Heute erhielt ich eine Mail mit einer Ausschreibung für ein Praktikum bei der Stiftung Entwicklungs-Zusammenarbeit. Hier im Detail praktikantenstelle_sez_stuttgart.

Dann kam eine weitere Mail von diesem Verteiler:

Liebe Mitglieder, auf diese Anzeige muß ich jetzt einfach mal einen Kommentar abgeben. FAIR HANDELN steht da ganz oben auf dem Papier. Und dann: Vollzeitarbeit, 40-Stunden-Woche, mindestens 6-9 Monate – und dafür gibt’s ganze – 400 € monatlich!!! und man darf sich noch freuen, denn normalerweise gibt’s für ein Praktikum – gar nichts!
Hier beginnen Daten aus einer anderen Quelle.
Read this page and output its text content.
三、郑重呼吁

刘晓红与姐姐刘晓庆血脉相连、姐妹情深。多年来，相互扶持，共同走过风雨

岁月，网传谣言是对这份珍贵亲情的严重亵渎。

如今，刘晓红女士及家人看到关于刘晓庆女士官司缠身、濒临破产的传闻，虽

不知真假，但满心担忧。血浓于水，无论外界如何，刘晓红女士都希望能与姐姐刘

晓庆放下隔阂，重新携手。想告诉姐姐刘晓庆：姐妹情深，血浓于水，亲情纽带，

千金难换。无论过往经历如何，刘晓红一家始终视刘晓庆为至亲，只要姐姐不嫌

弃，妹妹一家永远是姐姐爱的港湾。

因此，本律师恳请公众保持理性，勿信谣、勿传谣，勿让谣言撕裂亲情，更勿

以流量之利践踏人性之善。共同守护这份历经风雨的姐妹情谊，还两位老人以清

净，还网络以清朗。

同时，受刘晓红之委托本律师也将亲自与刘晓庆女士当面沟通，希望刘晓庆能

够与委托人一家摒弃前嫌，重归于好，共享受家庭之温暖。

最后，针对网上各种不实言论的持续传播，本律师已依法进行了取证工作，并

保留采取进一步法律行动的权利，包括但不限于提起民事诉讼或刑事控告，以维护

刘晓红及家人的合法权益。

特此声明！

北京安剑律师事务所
So viel zum Thema FAIR HANDELN … sagt eine betrübte Weltladen-Mitarbeiterin.

Und noch eine Mail:

… da möchte ich mich doch gleich einklinken, da ich mich vor kurzem ueber ein aehnliches Angebot des BMZ-Programms „weltwaerts“ geaergert habe: anspruchsvoller Koordinationsjob, sehr hohe Qualifikationsanforderungen, 12 Monate Vollzeit und 60 € monatlich (s.u.)!!! Dass solch ein Angebot aufgrund des Arbeitsplatzmangels (gerade im EZ-Bereich) ueberhaupt moeglich ist ist schon ziemlich erschreckend … sagt ein betrübter Promovent und angehender EZ-Mitarbeiter (oder -Praktikant?).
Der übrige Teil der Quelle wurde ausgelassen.